Perhaps the two most important chapters of Conception of History are the Final two, which deal respectively with Diop's legacy in Africa, Europe and the US, and with Diop's and Obenga's use of historical linguistics as a main component of their arguments.

Gray outlines Diop's linguistic writings, which he states are centred on three main issues: the ability of an African language (Diop uses Wolof) to assimilate abstract scientific and mathematical concepts; the argument for a genetic linguistic relationship between Wolof and ancient Egyptian; and between Wolof and other moder African languages. After sum-marising Diop's comparative linguistic work, Gray focuses on Obenga's effort to refine some of the technical aspects of Diop's linguistic arguments.

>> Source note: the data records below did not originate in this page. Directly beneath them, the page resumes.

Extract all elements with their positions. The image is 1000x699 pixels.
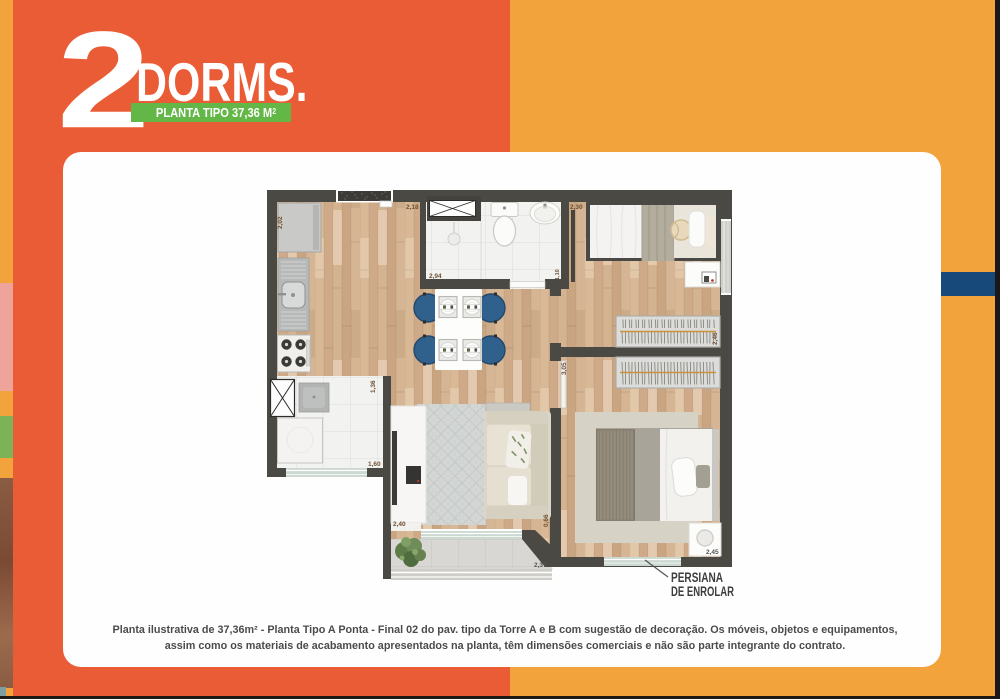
- svg-text:DE ENROLAR: DE ENROLAR: [671, 584, 734, 599]
- svg-text:2,02: 2,02: [277, 216, 284, 229]
- svg-text:PERSIANA: PERSIANA: [671, 570, 723, 585]
- svg-text:0,66: 0,66: [543, 514, 550, 527]
- svg-text:2,40: 2,40: [393, 521, 406, 528]
- svg-text:2,45: 2,45: [706, 549, 719, 556]
- svg-text:3,05: 3,05: [561, 362, 568, 375]
- svg-text:1,36: 1,36: [370, 380, 377, 393]
- svg-text:1,60: 1,60: [368, 461, 381, 468]
- svg-text:1,10: 1,10: [555, 269, 561, 280]
- svg-text:2,94: 2,94: [429, 273, 442, 280]
- svg-text:2,46: 2,46: [712, 332, 719, 345]
- svg-text:2,37: 2,37: [534, 562, 547, 569]
- svg-text:2,18: 2,18: [406, 204, 419, 211]
- svg-text:2,30: 2,30: [570, 204, 583, 211]
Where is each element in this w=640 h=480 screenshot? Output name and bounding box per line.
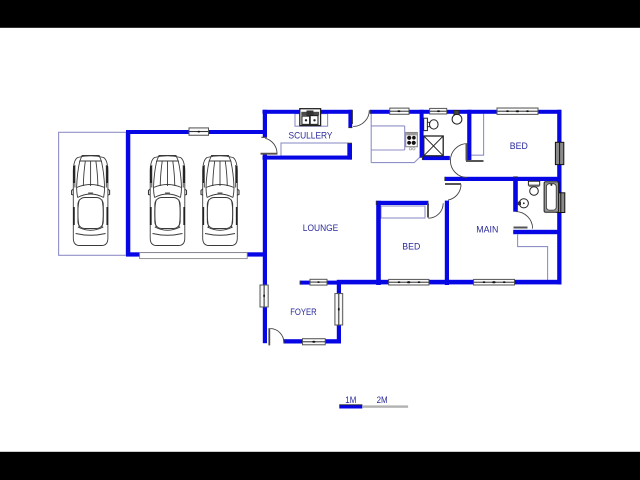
svg-text:SCULLERY: SCULLERY [289,131,334,142]
svg-text:LOUNGE: LOUNGE [303,223,339,234]
svg-text:BED: BED [510,141,528,152]
svg-text:FOYER: FOYER [290,307,317,318]
svg-text:2M: 2M [377,395,388,406]
svg-text:MAIN: MAIN [476,224,498,235]
svg-text:BED: BED [402,242,420,253]
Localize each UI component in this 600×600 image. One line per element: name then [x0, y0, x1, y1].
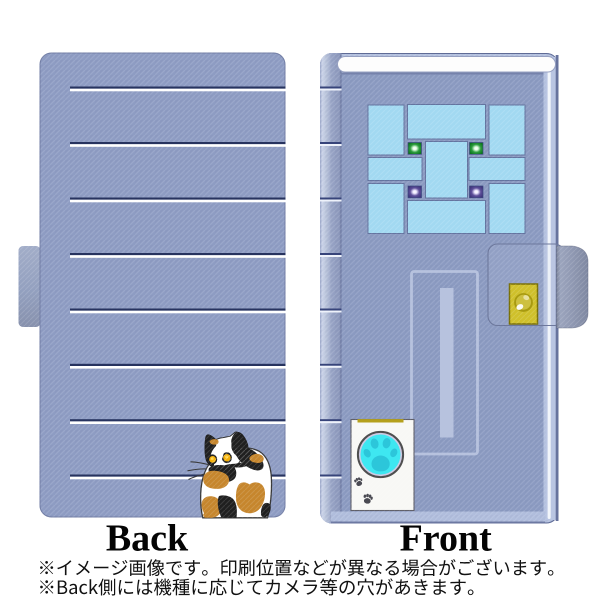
svg-text:Front: Front [400, 518, 493, 560]
svg-text:Back: Back [106, 518, 189, 560]
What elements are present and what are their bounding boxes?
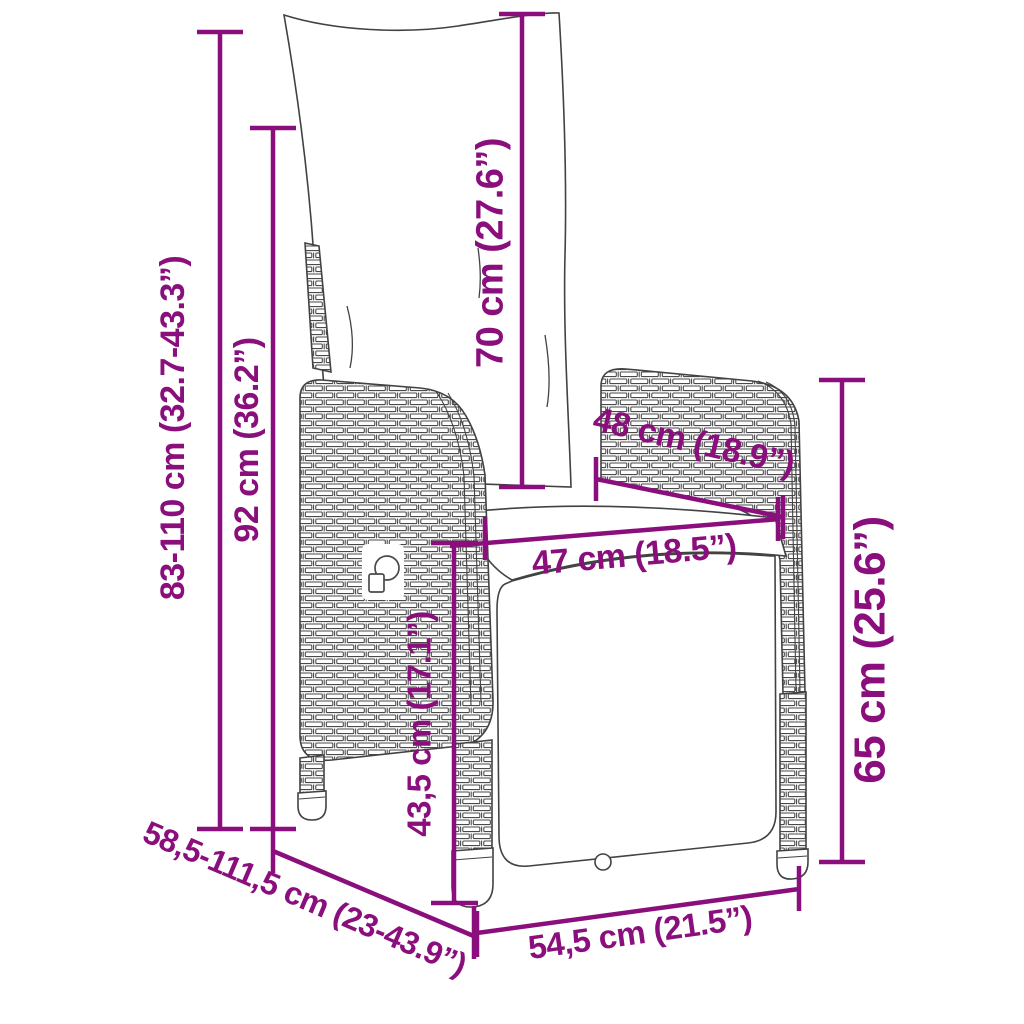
dimension-label-overall-height: 83-110 cm (32.7-43.3”)	[154, 256, 192, 600]
dimension-armrest-height: 65 cm (25.6”)	[819, 380, 894, 862]
footrest-knob	[595, 854, 611, 870]
dimension-extended-depth-range: 58,5-111,5 cm (23-43.9”)	[138, 814, 476, 983]
back-left-foot-cap	[298, 791, 326, 820]
dimension-label-base-width: 54,5 cm (21.5”)	[526, 898, 754, 966]
dimension-label-seat-height: 43,5 cm (17.1”)	[401, 611, 438, 836]
dimension-label-extended-depth-range: 58,5-111,5 cm (23-43.9”)	[138, 814, 472, 983]
dimension-base-width: 54,5 cm (21.5”)	[477, 866, 799, 966]
dimension-backrest-height: 92 cm (36.2”)	[228, 128, 296, 873]
dimension-diagram: 83-110 cm (32.7-43.3”) 92 cm (36.2”) 70 …	[0, 0, 1024, 1024]
dimension-label-backrest-height: 92 cm (36.2”)	[228, 337, 266, 542]
dimension-label-armrest-height: 65 cm (25.6”)	[845, 516, 894, 783]
dimension-label-back-cushion-height: 70 cm (27.6”)	[469, 138, 511, 368]
footrest-panel	[497, 553, 776, 866]
right-leg	[780, 692, 806, 852]
right-foot-cap	[777, 849, 808, 879]
recline-latch-icon	[362, 544, 404, 600]
back-left-leg	[300, 755, 324, 794]
front-left-leg	[455, 740, 492, 853]
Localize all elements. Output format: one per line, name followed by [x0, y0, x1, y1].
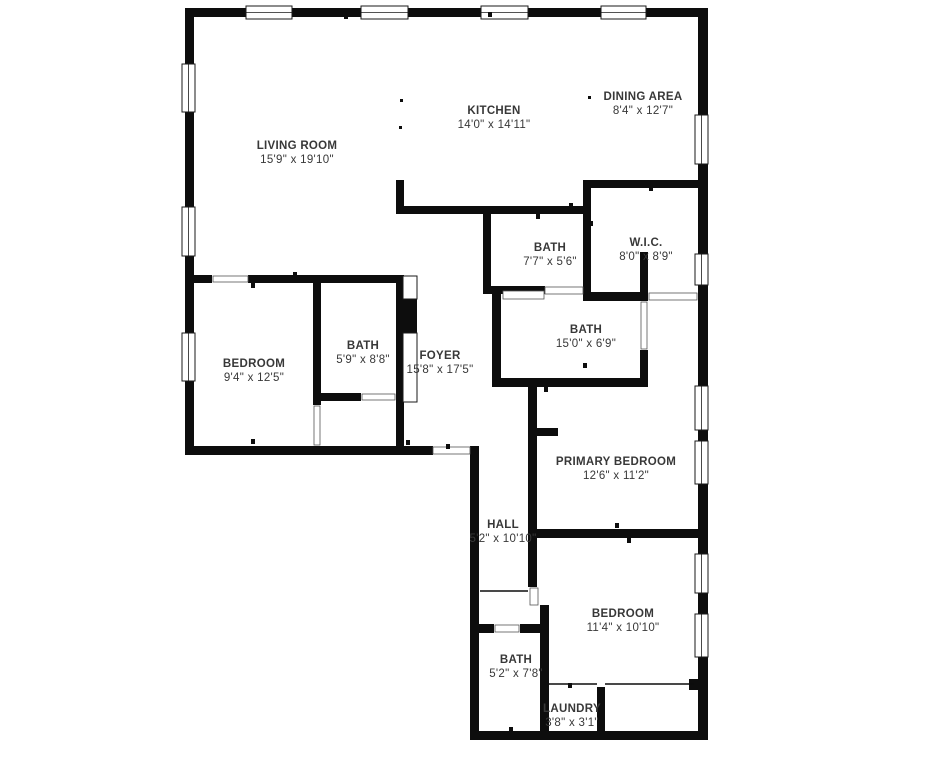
floor-plan-drawing: LIVING ROOM15'9" x 19'10"KITCHEN14'0" x …: [0, 0, 945, 768]
wall-tick: [583, 363, 587, 368]
room-label-foyer: FOYER: [419, 350, 461, 362]
room-dimensions-dining-area: 8'4" x 12'7": [613, 105, 673, 117]
column-dot: [588, 96, 591, 99]
room-dimensions-wic: 8'0" x 8'9": [619, 251, 673, 263]
wall-tick: [569, 203, 573, 208]
wall-segment: [470, 731, 708, 740]
wall-segment: [640, 350, 648, 387]
room-label-bedroom-bottom: BEDROOM: [592, 608, 654, 620]
door-opening: [641, 302, 647, 349]
wall-tick: [406, 440, 410, 445]
wall-tick: [589, 221, 593, 226]
room-dimensions-primary-bedroom: 12'6" x 11'2": [583, 470, 649, 482]
room-dimensions-hall: 5'2" x 10'10": [470, 533, 537, 545]
closet-panel: [403, 276, 417, 299]
wall-segment: [583, 292, 648, 301]
room-label-bath-bottom: BATH: [500, 654, 532, 666]
room-dimensions-bath-bottom: 5'2" x 7'8": [489, 668, 543, 680]
door-opening: [362, 394, 395, 400]
door-opening: [433, 447, 470, 454]
wall-segment: [185, 275, 212, 283]
room-dimensions-bedroom-left: 9'4" x 12'5": [224, 372, 284, 384]
door-opening: [314, 406, 320, 445]
wall-tick: [568, 683, 572, 688]
door-opening: [503, 291, 544, 299]
room-dimensions-bath-left: 5'9" x 8'8": [336, 354, 390, 366]
door-opening: [649, 293, 697, 300]
wall-tick: [474, 647, 478, 652]
room-dimensions-bath-middle: 15'0" x 6'9": [556, 338, 616, 350]
wall-tick: [251, 439, 255, 444]
room-label-bath-left: BATH: [347, 340, 379, 352]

Gray concludes his book by emphasising his desire to see a dialogue between the school of African historiography, represented by Diop and Obenga, and western historians, who have all but remained silent to the major intellectual challenge posed by Diop and Obenga. Indeed, Gray's greatest contribution is to delineate the differences in the two traditions, as well as provide a summary of the main historical concerns of Diop and Obenga

Conceptions of History are only an initial step in the work that has yet to be done to bring forth the full legacy of the undisputed 'pharaoh' of African history, Cheikh Anta Diop, and the important contributions of disciples, such Théophile Obenga.